Several restaurants recognize these needs, and are trying to win the war against hunger. For example, Rosa's Fresh Pizza in Philadelphia, has a "pay-it-forward" concept allowing customers to feed local homeless people a slice of pizza for one dollar.

Inspired by TOMs shoes, the company that gives a pair of shoes to someone in need with every pair sold -- Even Stevens, a new restaurant based in Salt Lake City, gives a sandwich to a local hungry person with every sandwich sold. According to their website, Even Stevens has donated 444,022 sandwiches so far.

Conscious capitalism as the concept behind Even Stevens

The founder of Even Stevens, Steve Down, is a serial entrepreneur with several start-ups he's currently trying to build to IPO. As the father of millennials who care deeply about social consciousness and giving, Down saw the opportunity to use his skills as an entrepreneur to turn the food service industry into a force for social good. The result is "a sandwich shop with a cause."

Even Stevens is growing rapidly, with two new restaurants opening per month. During the month of April, 2016, they opened three new locations:

  1. Logan, Utah
  2. Ogden, Utah
  3. Boise, Idaho

These three new additions make seven current locations since the first opened in Salt Lake City in June, 2014.

Down plans to have 20+ locations open by the end of 2016. The 10 year plan is to have 4,000 locations feeding over 1,000,000 people per day. To put these numbers in perspective, Subway has approximately 34,000 locations and Chipotle has approximately 2,000.
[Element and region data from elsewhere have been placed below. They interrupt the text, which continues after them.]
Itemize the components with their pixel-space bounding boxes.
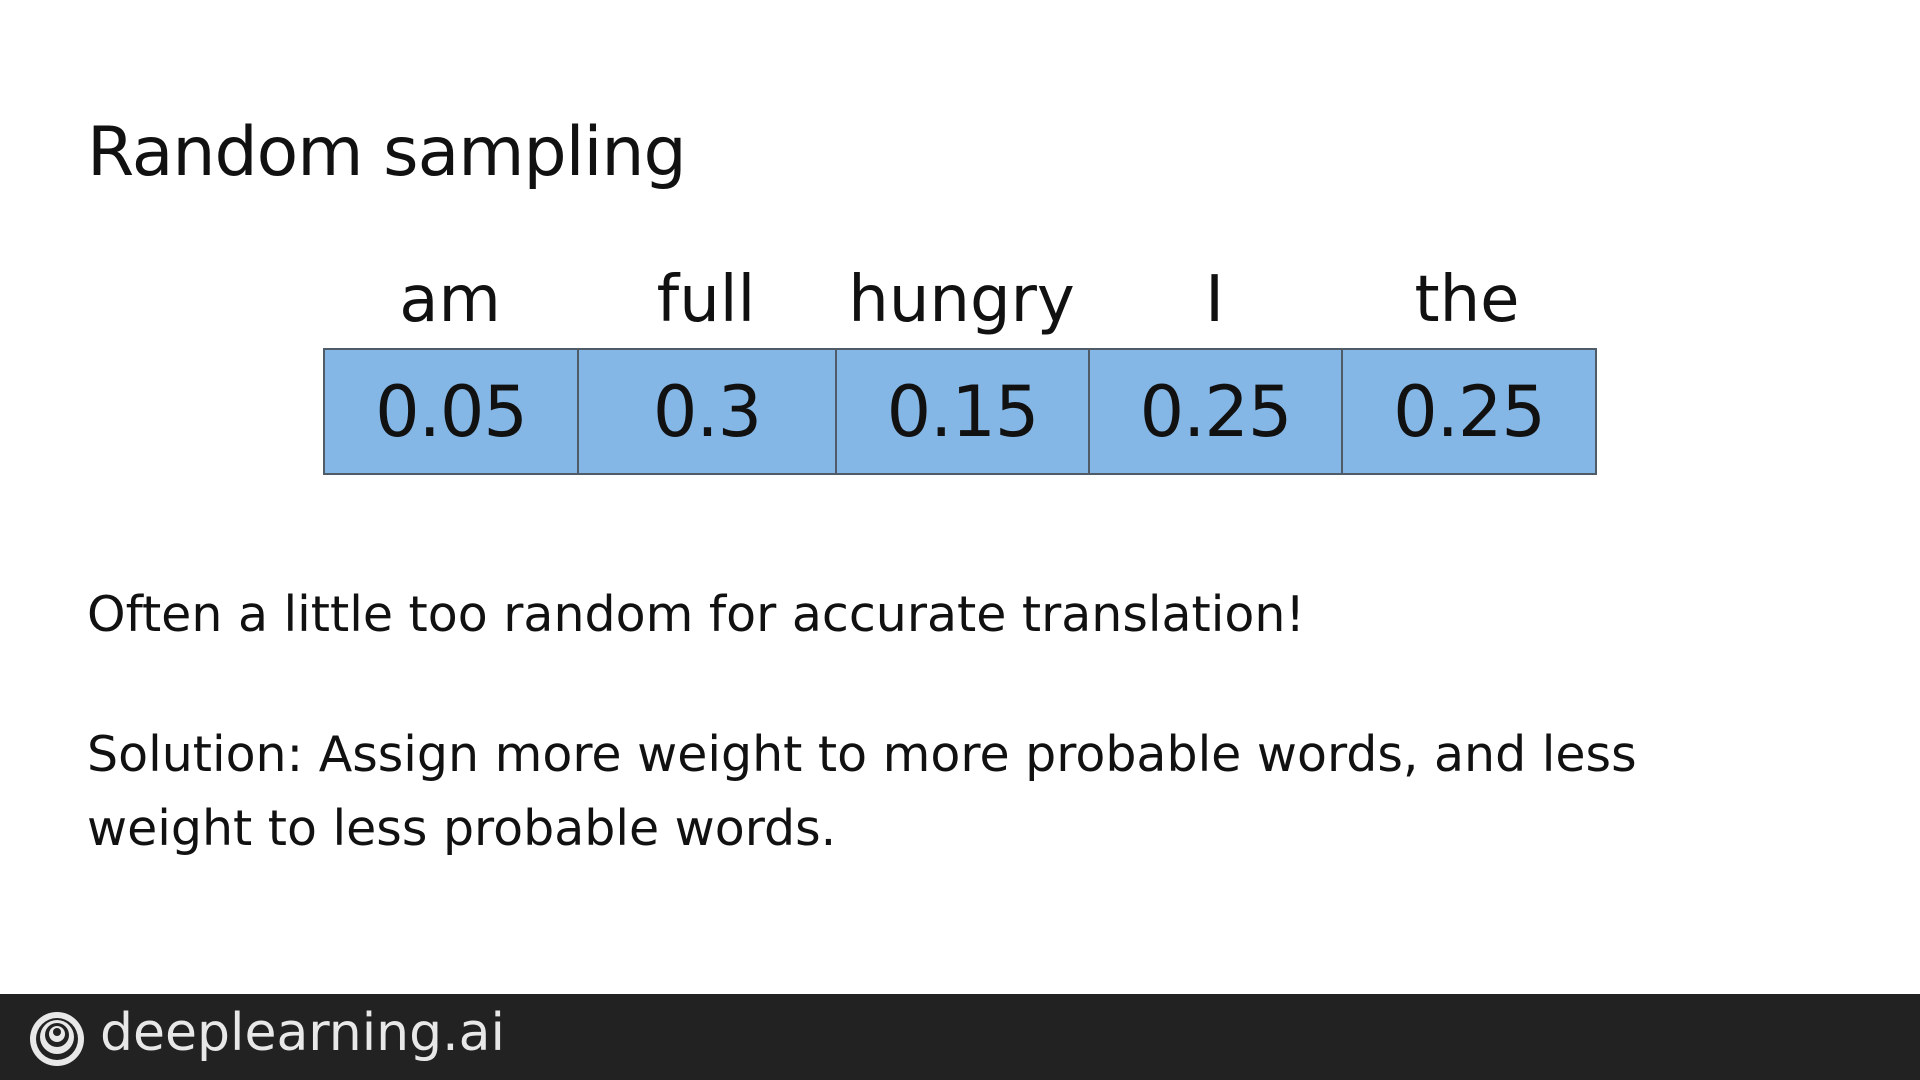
- probability-cell: 0.05: [325, 350, 579, 473]
- probability-cell: 0.15: [837, 350, 1090, 473]
- brand-name: deeplearning.ai: [100, 1003, 505, 1063]
- vocab-word: full: [656, 263, 756, 337]
- vocab-word: I: [1205, 263, 1224, 337]
- vocab-word: am: [399, 263, 501, 337]
- deeplearning-ai-logo-icon: [30, 1012, 84, 1066]
- footer-bar: deeplearning.ai: [0, 994, 1920, 1080]
- vocabulary-distribution: am full hungry I the 0.05 0.3 0.15 0.25 …: [323, 252, 1597, 475]
- note-text: Often a little too random for accurate t…: [87, 586, 1306, 643]
- solution-text: Solution: Assign more weight to more pro…: [87, 726, 1637, 857]
- probability-cell: 0.25: [1393, 370, 1546, 453]
- vocab-word: the: [1414, 263, 1520, 337]
- vocab-word: hungry: [848, 263, 1075, 337]
- probability-cell: 0.3: [579, 350, 837, 473]
- slide-title: Random sampling: [87, 113, 687, 192]
- probability-row: 0.05 0.3 0.15 0.25 0.25: [323, 348, 1597, 475]
- vocabulary-words-row: am full hungry I the: [323, 252, 1597, 348]
- probability-cell: 0.25: [1090, 350, 1343, 473]
- slide: Random sampling am full hungry I the 0.0…: [0, 0, 1920, 1080]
Anyone inside the restaurant industry would consider the objectives of Even Stevens to be ludicrous. Yet, Down doesn't care about these perceptions; but believes it takes someone outside the industry to approach things differently. He believes the results of Even Stevens speak for themselves, with each location currently opened achieving profitability within the first 30-60 days.

Down believes the success of Even Stevens comes down to a few things:

  1. Creating "raving fans" with an emphasis on social consciousness.
  2. Having a product worth coming back for, meaning the food has to be delicious.
  3. Amazing service and customer experience, with local art and graffiti decorating each restaurant.
  4. Profitability.

Difficulties getting Even Stevens "off the ground"

There are two primary challenges Even Stevens has faced getting to where it's at:

  1. Getting people to invest during the early days. It's not uncommon knowledge that most restaurants fail the first year (90 percent to be exact). And to have a restaurant that gives thousands of sandwiches away every day. That was a tough sell. However, says, "With several profitable locations open and many more close to opening, many people are eager to invest now."
  • Originally, the idea was to have the staff make all the sandwiches and deliver them to the non-profits. Good in theory, bad in practice. It wasn't sustainable or scale-able. So they tweaked it. They developed their own system for having food delivered to the non-profit based on need. Non-profits are used to feeding their clients "left-over" food, so this innovative system facilitating fresh and wholesome food makes a lot of people happy.
  • Conclusion

    According to Steve Down, every company should have a "give-back." Not only is it socially conscious, and right, but according to Down it's also good business.

    In order to maintain their rapid growth and growing fan base, Susan Knight, the chief investment officer of Even Stevens believes the biggest hurdle will be "making sure not to compromise quality as they grow."